La France perd "un esprit vision­naire" qui "a révo­lu­tionné notre ensei­gne­ment supé­rieur", a estimé le ministre de l'Education natio­nale Luc Chatel dans un com­mu­ni­qué. "Avec cette dis­pa­ri­tion, la France perd un esprit vision­naire qui, par son audace, son éner­gie et sa capa­cité à bri­ser les tabous, a révo­lu­tionné notre ensei­gne­ment supé­rieur et notre concep­tion de l'éducation", déclare Luc Chatel .
"Avant tout autre, et contre tous les conser­va­tismes, Richard Descoings a eu l'intuition et la convic­tion que la France devait élar­gir le recru­te­ment de ses élites pour que l'idéal méri­to­cra­tique de la République ne soit pas une pro­messe mais une réa­lité", souligne Luc Chatel.

Luc Chatel rap­pelle qu'en jan­vier 2009 Richard Descoings s'était vu confier par le pré­sident de la République la mis­sion de réfléchir à la délicate réforme du lycée. Richard Descoings n'avait pas ménagé ses forces puisqu'il avait sillonné les lycées de France et rencontré des milliers de lycéens et leurs enseignants : de là étaient sorties des préconisations mises en oeuvre dans la réforme du lycée, l'idée majeure étant de donner davantage de possiblités de réorientation aux lycéens et de leur accorder le "droit à l'erreur". (lire : Réforme du lycée : les préconisations de Richard Descoings)


Un visionnaire pourtant très contesté

Si le monde de l'éducation rend unanimement hommage au directeur de l'IEP, force est cependant de reconnaître que les choix de Richard Descoings faisaient souvent grincer des dents : son choix d'ouvrir dès 2001 la prestigieuse et très élitiste école parisienne aux lycéens des Zep grâce à des conventions passées avec leur établissement n'avait pas que des défenseurs.

C'est pourtant la voie qu'essayent d'emprunter aujourd'hui d'autres filères d'excellence, comme les classes prépas et les grandes écoles où les jeunes de milieu modeste ou défavorisé sont encore sous-représentés comme le montre le rapport sur l'ascenseur social et l'enseignement supérieur remis en mars 2012 au ministre Laurent Wauquiez.

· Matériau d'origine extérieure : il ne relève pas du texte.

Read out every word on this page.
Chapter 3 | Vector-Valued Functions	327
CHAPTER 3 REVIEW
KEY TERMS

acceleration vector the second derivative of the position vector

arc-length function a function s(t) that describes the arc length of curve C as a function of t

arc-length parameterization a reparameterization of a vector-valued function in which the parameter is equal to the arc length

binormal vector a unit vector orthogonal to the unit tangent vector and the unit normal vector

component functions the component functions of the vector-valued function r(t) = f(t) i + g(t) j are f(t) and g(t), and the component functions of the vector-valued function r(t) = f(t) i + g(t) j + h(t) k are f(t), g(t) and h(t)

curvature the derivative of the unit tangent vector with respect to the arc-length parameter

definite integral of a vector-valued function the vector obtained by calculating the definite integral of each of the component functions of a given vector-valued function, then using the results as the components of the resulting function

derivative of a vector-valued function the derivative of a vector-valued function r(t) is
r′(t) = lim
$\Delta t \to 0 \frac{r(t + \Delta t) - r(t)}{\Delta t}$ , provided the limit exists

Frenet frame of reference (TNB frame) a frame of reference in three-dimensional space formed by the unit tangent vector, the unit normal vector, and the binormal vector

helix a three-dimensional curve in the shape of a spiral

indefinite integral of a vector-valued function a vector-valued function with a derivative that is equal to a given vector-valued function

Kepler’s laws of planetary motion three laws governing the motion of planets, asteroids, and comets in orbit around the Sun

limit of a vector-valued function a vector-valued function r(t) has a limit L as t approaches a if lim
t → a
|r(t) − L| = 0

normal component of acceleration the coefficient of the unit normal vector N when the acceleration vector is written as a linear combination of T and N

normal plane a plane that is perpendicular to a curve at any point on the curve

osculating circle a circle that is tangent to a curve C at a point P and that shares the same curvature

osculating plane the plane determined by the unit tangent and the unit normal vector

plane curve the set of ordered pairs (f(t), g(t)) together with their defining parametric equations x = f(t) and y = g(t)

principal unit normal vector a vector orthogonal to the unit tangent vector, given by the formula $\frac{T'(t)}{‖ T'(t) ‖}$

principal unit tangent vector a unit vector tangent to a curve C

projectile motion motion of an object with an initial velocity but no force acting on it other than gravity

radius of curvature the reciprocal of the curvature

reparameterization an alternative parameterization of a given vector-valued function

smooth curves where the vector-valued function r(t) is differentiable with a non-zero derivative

A  Richard Descoings qui avait créé une voie spécifique, différente du concours ouvert à tous les étudiants, beaucoup opposent toutefois des dispositifs du type "Cordées de la réussite" qui préfèrent aider les collégiens et lycéens en amont pour leur permettre de réussir les mêmes concours que les autres.

Mais encore faut-il que les concours eux-mêmes ne soient pas discriminants en favorisant, par le type d'épreuves qui les constiuent, les étudiants les plus cultivés et donc les plus favorisés socialement.  Cela n'avait pas échappé à la direction de Science Po Paris qui avait donc annoncé, avant toutes les grandes écoles très réticentes à réformer les contenus des concours, une réforme du concours d'entrée en première année à Sciences Po Paris : cette réforme, qui doit s'appliquer à partir de 2013, prévoit de mieux prendre en compte la personnalité, la motivation ou les engagements des candidats, et supprime l'épreuve écrite de culture générale tout en conservant l'épreuve d'histoire.
Une lecture partielle de cette réforme avait aussitôt fait de Richard Descoings "l'homme qui veut supprimer la culture générale".

A l'été 2011, Richard Descoings avait aussi été mis en cause sur le montant élevé de ses rémunérations.

Sa mort brutale relativise cependant les polémiques et met en lumière une oeuvre volontariste et ambitieuse pour l'ouverture et la modernisation de l'enseignement supérieur français.